CGA2011

Le WE d'ouverture du salon de l'Agriculture marquait aussi ma première participation en temps que juré au Concours Général Agricole des Vins. Ma pratique de l'animation de dégustations d'amateurs m'a toujours laissé dubitatif sur la possibilité de trouver des vins qui fassent l'unanimité d'un groupe. C'est avec cet a priori que je confronte mon jugement en participant en tant que "candide" à des jurés de concours de vins comme ceux d'Aquitaine, de Mâcon, des Vignerons Indépendants et aujourd'hui du plus connus d'entre-eux, le CGA (Concours Général Agricole). Le plus connu parce-que c'est celui dont on retrouve le plus d'autocollants sur les bouteilles achetées en grandes surfaces.
A la différence d'autres jurés rassemblant uniquement des amateurs comme celui des "Elus Prix Plaisir" de Bettane et Desseauve où j'avais retrouvé les dilemmes des clubs d'œnologie, ici les vins étant jugés par la profession régionale, il s'agit plus de distinguer les meilleurs représentants de leurs appellations.

Samedi matin , je jugeais avec mes compagnons de table quinze Chablis 2009. Je suis plutôt en accord pour les vins médaillés mais contrarié sur la couleur des médailles attribuées. Cela m'a surtout permis d'identifier que l'amertume douce que j'aime bien trouver dans les chardonnays des côtes de Beaune n'est pas recherché à Chablis. Je trouve dommage aussi que les vins plus marqués par le calcaire ne soit pas mieux ressortis.

Dimanche matin, je retrouvais sur la table seize vins rouges de Savoie. En demandant la Savoie, j'avais espéré pouvoir juger les mondeuses 2009 d'Arbin. Elles étaient sur la table d'à côté. Nous avions à juger des gamay, pinot noir et mondeuse du Bugey, de Jongieux et d'autres crus, majoritairement des 2010 avec quelques 2009. Notre table étant présidée par un éminent professionnel de la Savoie, je n'ai pas cherché faire peser mon désaccord sur les récompenses données aux vins du Bugey et aux vins de Pays. Personnellement, je sais que j'éviterai d'acheter les vins médaillés dans ces catégories. Pour les autres vins rouges, j'ai été rassuré en sortant pour une médaille les mêmes vins que mes collègues. Le débat ayant eu lieu démocratiquement pour l'établissement des couleurs de ces médailles, j'ai signé le procès-verbal avec le sentiment d'avoir bien travaillé.
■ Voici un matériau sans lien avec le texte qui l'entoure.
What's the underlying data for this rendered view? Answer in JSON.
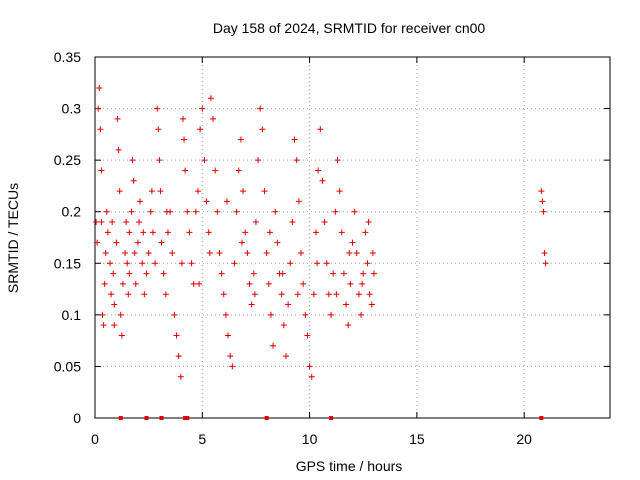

Comme pour les autres concours où j'ai jugé des vins, cette expérience confirme de la faible valeur de la couleur des médailles, puisque là encore personnellement, j'achèterais plus volontiers certains médaillés de bronze que ceux que nous avons couronnés d'or. Je suis aussi conforté dans mon avis sur ces médailles: étant donné le poids dans nos débats de juré sur la typicité et représentativité des vins médaillés dans leur appellation, les vins un peu trop lissés ou enjolivés par les techniques œnologiques sont tenus à l'écart de ces récompenses.
Parce-que je prendrais aussi plaisir à boire ces vins-là, ces médailles n'étant pas faites pour eux, il faudrait que des prix plus consuméristes comme les "Elus Prix Plaisir" de B&D se développent.